Learning Dynamical Systems Encoding Non-Linearity within Space Curvature

TL;DR

This paper introduces a geometrical method to learn stable, non-linear dynamical systems for robotics by encoding non-linearity within space curvature, enabling adaptive obstacle avoidance and improved complexity without sacrificing stability or efficiency.

Contribution

It presents a novel approach that models dynamical systems as harmonic oscillators on a curved manifold, allowing seamless integration of environmental changes and obstacle avoidance.

Findings

Effective encoding of non-linearity within space curvature.

Demonstrated obstacle avoidance through local space deformations.

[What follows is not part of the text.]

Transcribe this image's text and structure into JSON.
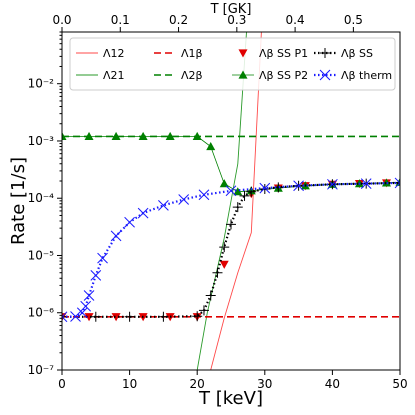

Validated on synthetic and real-world robotic motion scenarios.

Abstract

Dynamical Systems (DS) are an effective and powerful means of shaping high-level policies for robotics control. They provide robust and reactive control while ensuring the stability of the driving vector field. The increasing complexity of real-world scenarios necessitates DS with a higher degree of non-linearity, along with the ability to adapt to potential changes in environmental conditions, such as obstacles. Current learning strategies for DSs often involve a trade-off, sacrificing either stability guarantees or offline computational efficiency in order to enhance the capabilities of the learned DS. Online local adaptation to environmental changes is either not taken into consideration or treated as a separate problem. In this paper, our objective is to introduce a method that enhances the complexity of the learned DS without compromising efficiency during training or stability guarantees. Furthermore, we aim to provide a unified approach for seamlessly integrating the initially learned DS's non-linearity with any local non-linearities that may arise due to changes in the environment. We propose a geometrical approach to learn asymptotically stable non-linear DS for robotics control. Each DS is modeled as a harmonic damped oscillator on a latent manifold. By learning the manifold's Euclidean embedded representation, our approach encodes the non-linearity of the DS within the curvature of the space. Having an explicit embedded representation of the manifold allows us to showcase obstacle avoidance by directly inducing local deformations of the space. We demonstrate the effectiveness of our methodology through two scenarios: first, the 2D learning of synthetic vector fields, and second, the learning of 3D robotic end-effector motions in real-world settings.